DDB, a supporters group founded in 2018 which took over 10 percent of the club’s shares, brings together 6,000 fans who have, so far, managed to prevent the team from going bankrupt.
The organization has managed to raise around 360,000 euros through membership fees, auctions of t-shirts and other sought-after items of memorabilia, as well as ticket sales for a virtual FIFA video game match.
The funds have gone towards paying the salaries of players and license fees so the club can continue competing in the Romanian first division.
Since the DDB took on a stake in the club, fans have gone from being mere spectators to part owners, allowing the group to function as a watchdog of sorts, keeping operations and management in check.
Since then, any shares that have been sold have been traded for exclusively business purposes after years of corrupt dealings.
“The ideal scenario for us is for an investor to come and put tens of millions of euros in Dinamo, although at the moment this may seem utopian,” says Catalin Alexandru, another DDB leader,.
“The DDB program is prepared to take control of the club and create the conditions for the arrival of a foreign investor,” the young fan says.

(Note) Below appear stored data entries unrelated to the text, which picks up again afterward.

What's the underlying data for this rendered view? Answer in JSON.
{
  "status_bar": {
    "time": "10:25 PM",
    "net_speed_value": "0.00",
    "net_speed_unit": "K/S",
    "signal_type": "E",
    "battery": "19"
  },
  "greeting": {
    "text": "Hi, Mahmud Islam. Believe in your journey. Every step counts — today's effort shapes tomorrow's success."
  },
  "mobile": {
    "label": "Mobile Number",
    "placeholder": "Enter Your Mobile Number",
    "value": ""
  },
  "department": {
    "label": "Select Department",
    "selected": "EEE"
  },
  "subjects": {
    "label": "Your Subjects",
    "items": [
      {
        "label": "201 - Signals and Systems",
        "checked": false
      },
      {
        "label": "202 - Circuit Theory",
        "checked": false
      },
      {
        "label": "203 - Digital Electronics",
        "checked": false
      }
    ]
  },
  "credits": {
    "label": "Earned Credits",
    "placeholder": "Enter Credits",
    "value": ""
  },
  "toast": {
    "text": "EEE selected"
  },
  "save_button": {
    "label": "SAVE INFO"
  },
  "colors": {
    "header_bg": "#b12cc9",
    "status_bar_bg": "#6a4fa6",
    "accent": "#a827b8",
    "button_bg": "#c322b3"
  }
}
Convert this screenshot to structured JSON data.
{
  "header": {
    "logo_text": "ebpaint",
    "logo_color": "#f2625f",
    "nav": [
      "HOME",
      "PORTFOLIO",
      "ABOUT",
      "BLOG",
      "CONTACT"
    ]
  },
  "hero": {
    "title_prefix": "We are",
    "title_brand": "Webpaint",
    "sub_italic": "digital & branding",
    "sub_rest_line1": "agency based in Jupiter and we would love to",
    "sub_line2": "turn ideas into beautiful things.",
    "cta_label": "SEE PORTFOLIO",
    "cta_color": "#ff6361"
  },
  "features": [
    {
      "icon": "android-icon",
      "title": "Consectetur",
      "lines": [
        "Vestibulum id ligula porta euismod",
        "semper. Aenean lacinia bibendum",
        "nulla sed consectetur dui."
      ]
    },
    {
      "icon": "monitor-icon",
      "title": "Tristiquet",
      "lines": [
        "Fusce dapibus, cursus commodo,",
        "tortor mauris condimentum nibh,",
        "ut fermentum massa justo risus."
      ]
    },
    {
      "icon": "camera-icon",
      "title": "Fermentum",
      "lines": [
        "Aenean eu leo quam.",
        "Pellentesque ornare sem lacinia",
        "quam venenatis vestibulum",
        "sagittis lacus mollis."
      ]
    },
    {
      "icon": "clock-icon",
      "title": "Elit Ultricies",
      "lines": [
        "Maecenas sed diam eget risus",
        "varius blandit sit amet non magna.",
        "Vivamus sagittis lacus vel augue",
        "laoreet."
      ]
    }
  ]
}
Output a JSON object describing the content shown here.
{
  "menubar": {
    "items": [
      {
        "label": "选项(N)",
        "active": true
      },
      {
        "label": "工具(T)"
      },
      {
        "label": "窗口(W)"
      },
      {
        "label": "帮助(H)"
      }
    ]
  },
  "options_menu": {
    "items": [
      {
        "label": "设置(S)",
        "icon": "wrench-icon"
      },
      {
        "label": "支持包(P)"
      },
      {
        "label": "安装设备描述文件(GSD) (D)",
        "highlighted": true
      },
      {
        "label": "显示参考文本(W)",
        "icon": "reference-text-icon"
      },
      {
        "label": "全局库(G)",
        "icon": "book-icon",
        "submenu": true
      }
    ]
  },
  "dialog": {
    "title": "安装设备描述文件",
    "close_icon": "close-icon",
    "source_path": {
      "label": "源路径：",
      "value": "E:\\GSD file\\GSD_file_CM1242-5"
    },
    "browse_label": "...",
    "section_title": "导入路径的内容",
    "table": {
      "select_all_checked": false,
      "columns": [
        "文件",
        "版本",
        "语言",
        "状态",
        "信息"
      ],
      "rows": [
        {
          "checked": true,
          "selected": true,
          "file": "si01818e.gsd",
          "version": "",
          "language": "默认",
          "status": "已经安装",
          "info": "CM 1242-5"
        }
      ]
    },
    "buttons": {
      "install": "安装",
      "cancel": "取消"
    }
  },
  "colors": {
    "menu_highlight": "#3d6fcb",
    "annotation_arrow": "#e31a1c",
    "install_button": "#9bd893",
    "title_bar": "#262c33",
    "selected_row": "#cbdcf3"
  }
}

In recent months, Dinamo has met with several potential investors but so far no major deals have been tabled.
An investment group from the United Arab Emirates hinted at some interest in the club but that soon fizzled out.
Negotiations with an investment fund led by ex-Seville director Herminio Menéndez also collapsed, and recently the Romanian press has been fuelling rumours of a possible purchase by another group represented by former Getafe CF leader Juan José Melero.
The model that has inspired DDB is one that has worked for several Spanish teams including Real Madrid, Barcelona and Athletic Bilbao, whose members elect the president and have a real say in the decisions their club takes, and who have rejected the model of publicly traded companies adopted by many major clubs in Europe.
“We have been inspired by countries with a tradition in this regard. There are important clubs in Spain that are based on fans,” Nicu Grameni, spokesman for DDB, says.
The association dreams of gaining more power and working to make Dinamo a team that can once again stand up to the continent’s leading teams, as it did in the 1980s.
Founded in 1948, Dinamo is the second most successful team in Romania, with 18 league titles and 13 cup titles, only behind long-time rival Fotbal Club FCSB, formerly Fotbal Club Steaua Bucuresti.
Throughout the 1980s, Dinamo was a regular at top level European competition, losing out to heavyweights Liverpool in the 1983-84 semi-finals of the European Cup, as well as making it to the last eight of the UEFA Cup Winners’ Cup against Italian side Sampdoria.
A year later, Dinamo lost to Anderlecht in the semifinals of the same tournament.